Blood and organs are some of the ingredients that Hermann Nitsch (°. 1938, Vienna, Austria) brings together in his Aktionsmalerei. He often throws rusty brown or red paint directly onto the canvas, sometimes crawling over it with his hands and feet or letting it splash and drip. His work evokes disgust, because of its resemblance to fresh or clotted blood, but also refers to breaking a taboo. Through his sometimes shocking actions and performances, he actively wants to push boundaries in order to conquer freedom: the Orgien Mysterien Theater. Here, he has people perform naked or wrapped in cloths and uses dead animals in his rituals, liberated from civil conventions.

The metal construction by Danny Devos (°1959, Vilvoorde – Antwerp) contains an electric motor that drives a knife on one arm and shakes it back and forth in the reproduction Man with the golden helmet, which was once wrongly considered an iconic work by Rembrandt (1606 – 1669). The man portrayed appears drawn, his sullen gaze is downcast and the work of art itself is said to have been attacked by art hooligans, with knives, fire and acid, many times over. It is one of the many stories and histories that drive Danny Devos as a performer, sound artist and artistic researcher of violence and murder. He links it to the character Norman Bates who depicts the true story of serial killer Ed Gein in the film Psycho by Alfred Hitchcock (1899-1980).

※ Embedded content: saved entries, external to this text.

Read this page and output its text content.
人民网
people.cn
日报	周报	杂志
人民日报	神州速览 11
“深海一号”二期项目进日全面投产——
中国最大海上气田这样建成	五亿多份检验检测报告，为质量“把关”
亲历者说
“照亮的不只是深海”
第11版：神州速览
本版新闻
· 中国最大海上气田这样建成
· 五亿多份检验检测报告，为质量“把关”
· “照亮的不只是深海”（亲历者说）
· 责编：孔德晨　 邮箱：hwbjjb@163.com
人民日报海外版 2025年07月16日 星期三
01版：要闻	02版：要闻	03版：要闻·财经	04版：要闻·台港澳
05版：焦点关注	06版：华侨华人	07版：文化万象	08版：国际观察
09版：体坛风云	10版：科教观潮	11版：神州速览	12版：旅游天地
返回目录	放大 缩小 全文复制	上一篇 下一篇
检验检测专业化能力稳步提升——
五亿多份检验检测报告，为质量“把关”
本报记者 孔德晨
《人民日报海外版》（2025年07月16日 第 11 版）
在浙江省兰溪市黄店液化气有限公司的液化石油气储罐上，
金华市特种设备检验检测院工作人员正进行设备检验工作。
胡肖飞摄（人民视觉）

Mircea Suciu (°1978, Baia Mare, Romania – Cluj) works with various materials and combines them with monoprint techniques, as in Iron Curtain. The themes he chooses are mainly socio-political and psychological, especially linked to the way in which an individual appropriates the behavior of the masses during demonstrations and thereby loses his identity. Romania’s communist past remains an important starting point, such as the tensions between the westerners and the supporters of the communist model. In addition, the work offers a broader critique of global politics and especially of the way in which society manipulates and camouflages events.

Emilio López-Menchero (°1960, Mol – Forest) approaches nuclear energy and the dangerous waste associated with it from a personal and almost psychotherapeutic angle. He grew up in Mol in the shadow of the study centre for nuclear energy. His father worked there as a nuclear physicist when the institute was set up. In his new installation PROMETHEUS/Eurochemic (Mol, Antwerp Kempen, 2021), he explores the hidden sides of his childhood through his father’s archive, notebooks and files or painted childhood memories. From this personal perspective, he formulates poetic analyses of geopolitical and ideological aspects connected with nuclear research and nuclear energy in our country.

Ronald Ophuis (°1968, Hengelo – Amsterdam), scrapes the paint off his canvases so hard that the surfaces feel like painful raw skin. His portrait of Varlam Shalamov (1907-1982) thematises the terrible camp experiences of this Russian writer, as described in his masterly novel Kolyma Tales. Ophuis resembles a contemporary history painter or a visual war journalist. His Teatro La Tregua (Theatre The Respite) refers to the book by Primo Levi (1919 – 1987), who describes how, as an Auschwitz survivor, he travels through a distraught Europe. Together with a group of displaced prisoners, he moves back home, sometimes giving lectures along the way. In this painting, performance comes to life in which the clown, as a mediator between resilience and tragedy, is given the leading role.